Avant mars 2017

HUDAHGAFILOINDLALA
02 avril 200007 mars 200415 mars 2007
220 km/h230 km/h170 km/h

(Source : http://www.cycloneoi.com)

Après chacun de ces cyclones, la plage d’Antalaha était envahie par d’énormes quantités d’arbres déracinés provenant des abords des fleuves en amont d’Ambinany. La déforestation massive était-elle à l’origine de ce phénomène ? Un sujet polémique dont seul un expert peut donner un avis argumenté en faveur d’une thèse…ou de son contraire. En tout cas, à force d’être malmenée par les caprices de la nature (encouragés par des activités humaines dévastatrices diront certains), la population de la commune urbaine a fini par acquérir un savoir-faire organisationnel pour se débarrasser de ces déchets. À chaque fois la plage retrouve toute sa splendeur.

  • Aéroport Antsirabato
    Gafilo - Aéroport d'Antalaha le 09 mars 2004 (cyclone le 07 mars).

(Sources : http://www.ffaa.net et https://julienassoun.wordpress.com)
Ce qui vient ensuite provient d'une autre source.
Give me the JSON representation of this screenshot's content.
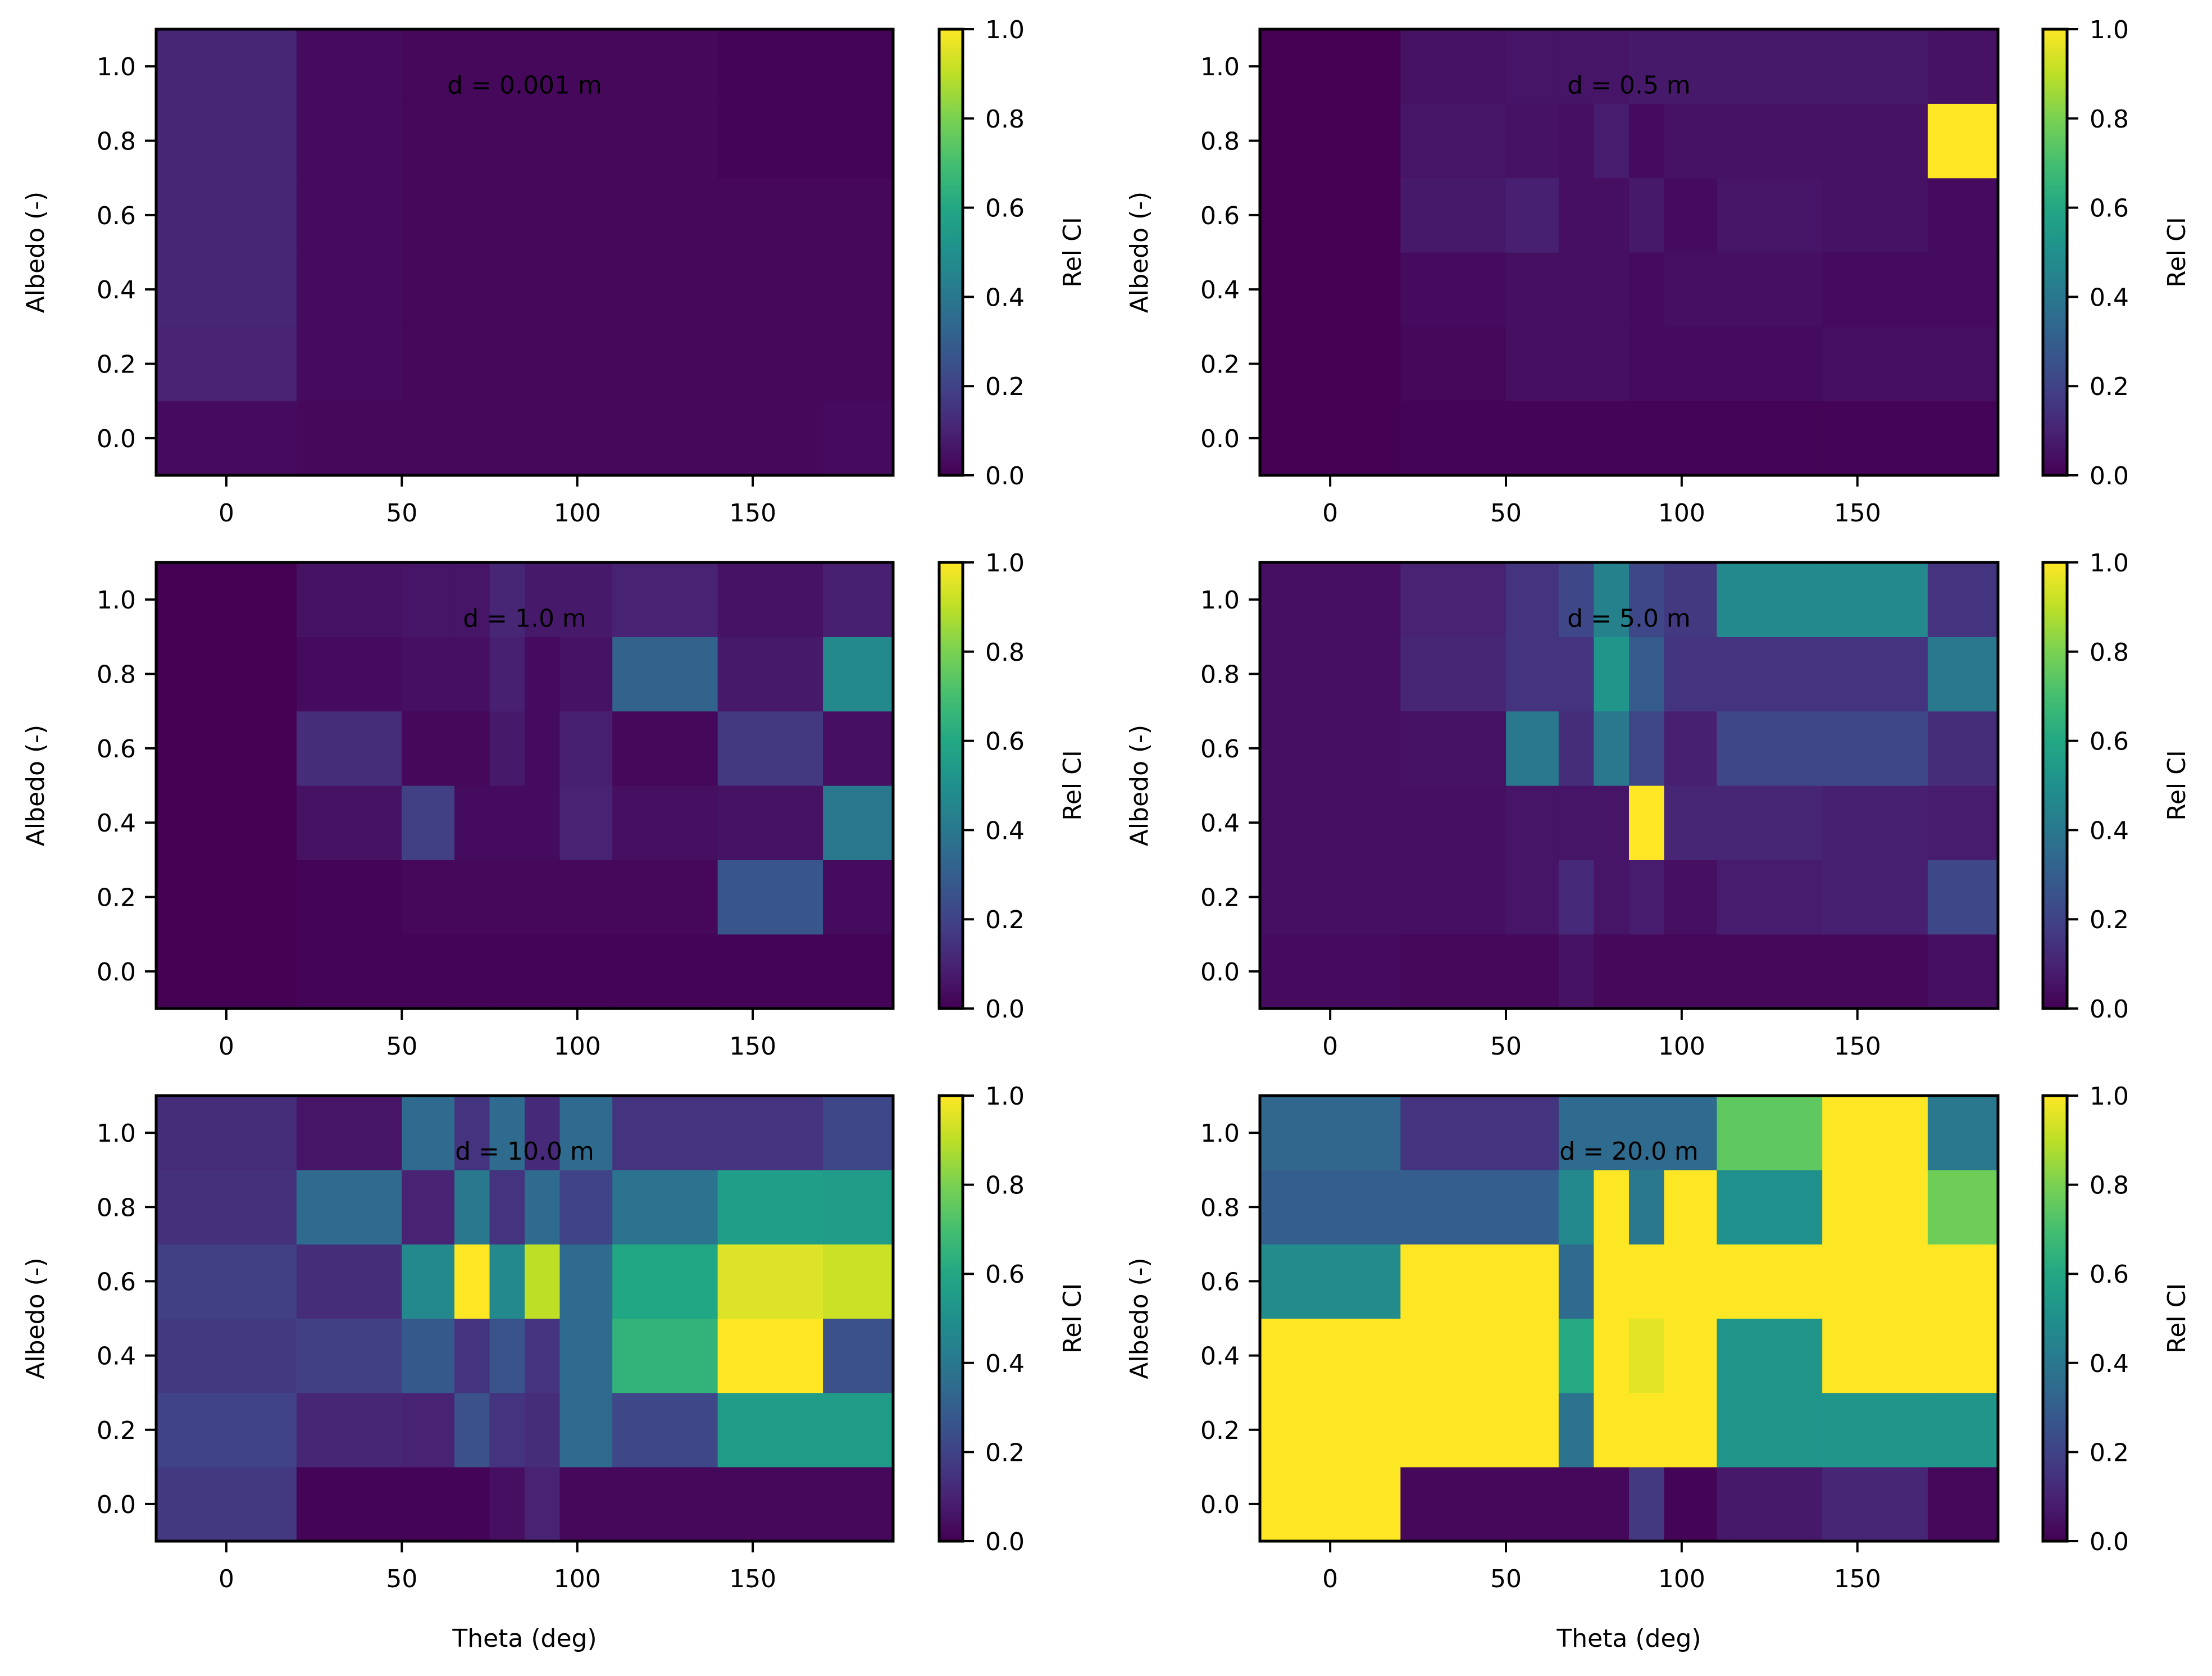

Pour chaque cyclone, le Gouvernement avait lancé un appel d’aide humanitaire d’urgence, lequel permettait de débloquer rapidement des fonds à travers le Circuit des Nations Unies. Des moyens financiers colossaux étaient alors mis à disposition des ONG. Ces moyens dépendaient principalement de l’ampleur des dégâts, l’orientation politique du moment importait peu. En revanche, la présence d’un haut responsable originaire de la région dans le gouvernement pouvait évidemment faciliter les démarches inhérentes au sinistre.
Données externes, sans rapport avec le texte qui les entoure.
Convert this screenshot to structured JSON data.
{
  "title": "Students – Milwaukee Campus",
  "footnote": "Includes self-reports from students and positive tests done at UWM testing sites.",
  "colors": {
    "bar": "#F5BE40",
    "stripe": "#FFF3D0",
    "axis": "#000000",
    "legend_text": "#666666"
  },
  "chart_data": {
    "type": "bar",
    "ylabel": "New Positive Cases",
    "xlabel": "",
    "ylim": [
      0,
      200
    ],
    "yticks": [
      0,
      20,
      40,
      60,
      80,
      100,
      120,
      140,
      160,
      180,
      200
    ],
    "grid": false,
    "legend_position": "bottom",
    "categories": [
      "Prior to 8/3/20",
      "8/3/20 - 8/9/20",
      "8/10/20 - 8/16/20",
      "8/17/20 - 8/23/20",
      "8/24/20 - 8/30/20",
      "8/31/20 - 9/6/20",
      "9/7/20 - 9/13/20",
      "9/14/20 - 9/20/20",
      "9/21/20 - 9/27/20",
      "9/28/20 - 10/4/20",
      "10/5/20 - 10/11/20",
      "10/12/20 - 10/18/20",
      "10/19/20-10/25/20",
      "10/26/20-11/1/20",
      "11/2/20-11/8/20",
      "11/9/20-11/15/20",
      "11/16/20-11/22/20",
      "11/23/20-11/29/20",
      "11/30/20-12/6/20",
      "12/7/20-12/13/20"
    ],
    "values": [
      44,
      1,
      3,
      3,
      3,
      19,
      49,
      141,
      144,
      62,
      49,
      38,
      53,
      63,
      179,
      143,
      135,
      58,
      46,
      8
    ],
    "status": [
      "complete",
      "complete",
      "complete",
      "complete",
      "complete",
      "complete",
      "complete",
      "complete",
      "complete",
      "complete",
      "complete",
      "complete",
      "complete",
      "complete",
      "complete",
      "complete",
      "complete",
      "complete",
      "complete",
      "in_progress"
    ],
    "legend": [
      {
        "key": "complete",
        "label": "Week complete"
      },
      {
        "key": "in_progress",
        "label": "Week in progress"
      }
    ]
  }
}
Concernant Hudah en 2000, les besoins vitaux de la population du district, incluant la commune urbaine et les communes rurales, étaient estimés à plusieurs millions d’euros ; rien que la logistique et les ressources humaines (experts internationaux et agents nationaux) occasionnaient des dépenses de plusieurs centaines de milliers d’euros. Care International, la principale ONG fiable et connaissant parfaitement les zones rurales jusqu’à leurs coordonnées GPS précises, avait centralisée les aides et organisait leur redistribution auprès des sinistrés. Les réhabilitations ou les constructions des infrastructures (centres de santé, bâtiments scolaires, bornes fontaines, puits,…) étaient alors gérées par des projets tels que FID ou CRESED. On peut signaler que le réseau électrique dans la ville d’Antalaha était rétabli en moins d’une semaine grâce au renfort humain et technique provenant de la Jirama de Diégo-Suarez.